With COVID-19 showing no mercy, and the number of confirmed cases increasing around the world, it is important to find the truth behind the transmission of asymptomatic cases.

As the number of COVID-19 cases rising every day, it is important to establish the difference between asymptomatic and symptomatic cases.

World Health Organisation head of COVID-19 pandemic department Maria Van Kekhove on June 8th made a statement stating that the chances of Asymptomatic COVID-19 transmission are very rare. Though this is completely not true she further added that around 16% of the asymptomatic cases can infect people and spread the virus.

“We do know that some people who are
asymptomatic can transmit the virus on,” Van Kerkhov said on Tuesday.

Symptomatic Vs Asymptomatic:

A mystery more of an oddity how easily people can get infected from someone who does not portray any symptoms.

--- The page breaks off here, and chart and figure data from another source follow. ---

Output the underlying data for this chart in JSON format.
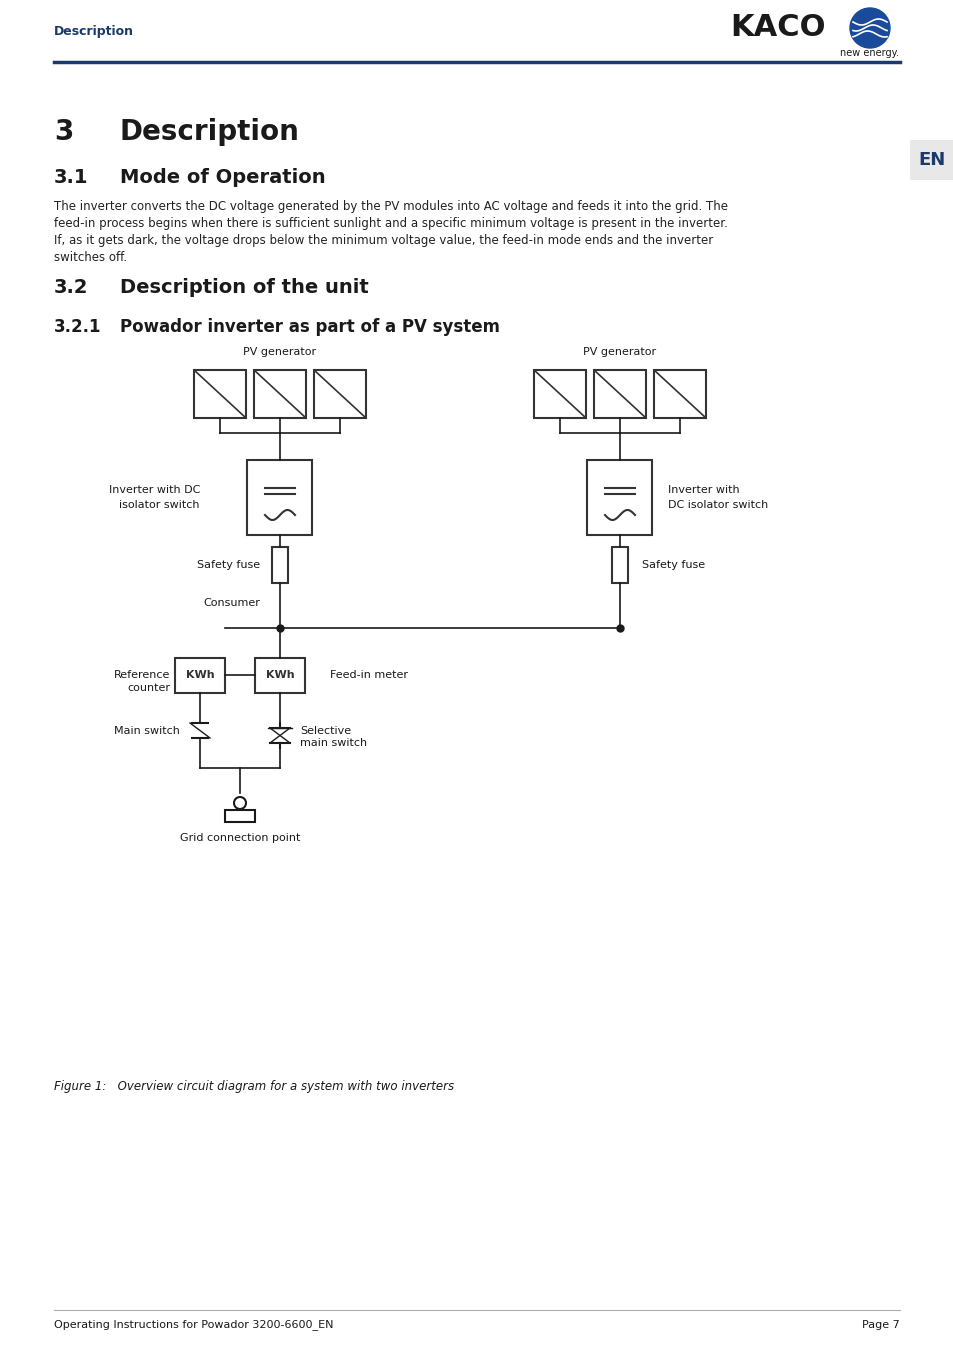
{
  "page_title": "Description",
  "kaco_text": "KACO",
  "new_energy_text": "new energy.",
  "en_label": "EN",
  "header_line_color": "#1a3a6b",
  "section3_title": "3     Description",
  "section31_title": "3.1     Mode of Operation",
  "section31_body": "The inverter converts the DC voltage generated by the PV modules into AC voltage and feeds it into the grid. The\nfeed-in process begins when there is sufficient sunlight and a specific minimum voltage is present in the inverter.\nIf, as it gets dark, the voltage drops below the minimum voltage value, the feed-in mode ends and the inverter\nswitches off.",
  "section32_title": "3.2     Description of the unit",
  "section321_title": "3.2.1     Powador inverter as part of a PV system",
  "figure_caption": "Figure 1:   Overview circuit diagram for a system with two inverters",
  "footer_left": "Operating Instructions for Powador 3200-6600_EN",
  "footer_right": "Page 7",
  "text_color": "#1a1a1a",
  "blue_color": "#1a3a6b",
  "body_text_color": "#222222",
  "bg_color": "#ffffff",
  "diagram_labels": {
    "pv_generator_left": "PV generator",
    "pv_generator_right": "PV generator",
    "inverter_left_line1": "Inverter with DC",
    "inverter_left_line2": "isolator switch",
    "inverter_right_line1": "Inverter with",
    "inverter_right_line2": "DC isolator switch",
    "safety_fuse_left": "Safety fuse",
    "safety_fuse_right": "Safety fuse",
    "consumer": "Consumer",
    "reference_counter_line1": "Reference",
    "reference_counter_line2": "counter",
    "kwh_left": "KWh",
    "kwh_right": "KWh",
    "feed_in_meter": "Feed-in meter",
    "main_switch": "Main switch",
    "selective_main_switch_line1": "Selective",
    "selective_main_switch_line2": "main switch",
    "grid_connection": "Grid connection point"
  }
}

An asymptomatic transmission is when the virus infects the people, but due to strong immunity, the affected person will never showcase any symptoms from the infection. It should be noted, though no signs of symptoms, the affected person is very much a carrier of the virus and can potentially spread it to others, if not precautionary.
There is also a possibility of pre-symptomatic cases, where the person infected might show the symptoms later deeper into the virus life cycle. Studies suggest pre-symptomatic spread is more
common than asymptomatic spread. By the way of definition, a symptomatic case is when a person has full blow developed signs and symptoms that occur along with the COVID-19 infection.

Data from the Centre of Epidemiology and Virology Studies prove that COVID-19 is easily transmitted to other people who are in close contact with the affected or by contact with any contaminated surface or
objects. Such cases start showing symptoms in the first 3 days of the virus onset. Some studies suggest that there are higher chances of the virus being contagious during the initial stages.

A myth or a truth:

With its official statement “asymptomatic spread appears to be rare” WHO has confused experts and doctors that have been trying to prove the opposite for months.

“The WHO comment was incorrect,” said Dr. Anthony Fauci, a top infectious disease expert in the US. Evidence from previous studies prove that 25% to 45% of infected people likely don’t have symptoms, but from epidemiological studies, it can be seen that they are capable of infecting people even without symptoms.

Previous research performed on asymptomatic cases has reported mixed results, proving no solid evidence of what proportion of people are being infected by asymptomatic transmission. While everyone right now using the world asymptomatic to describe an infected person, the bigger concern is regarding people suffering from pre-symptomatic COVID-19 cases.

Van Kerkhove later released a statement and emphasized that the information she’d shared on the previous day was based on a handful of studies that had tracked spread among known asymptomatic cases, and stated that she had not intended to imply that “asymptomatic transmission globally” was uncommon.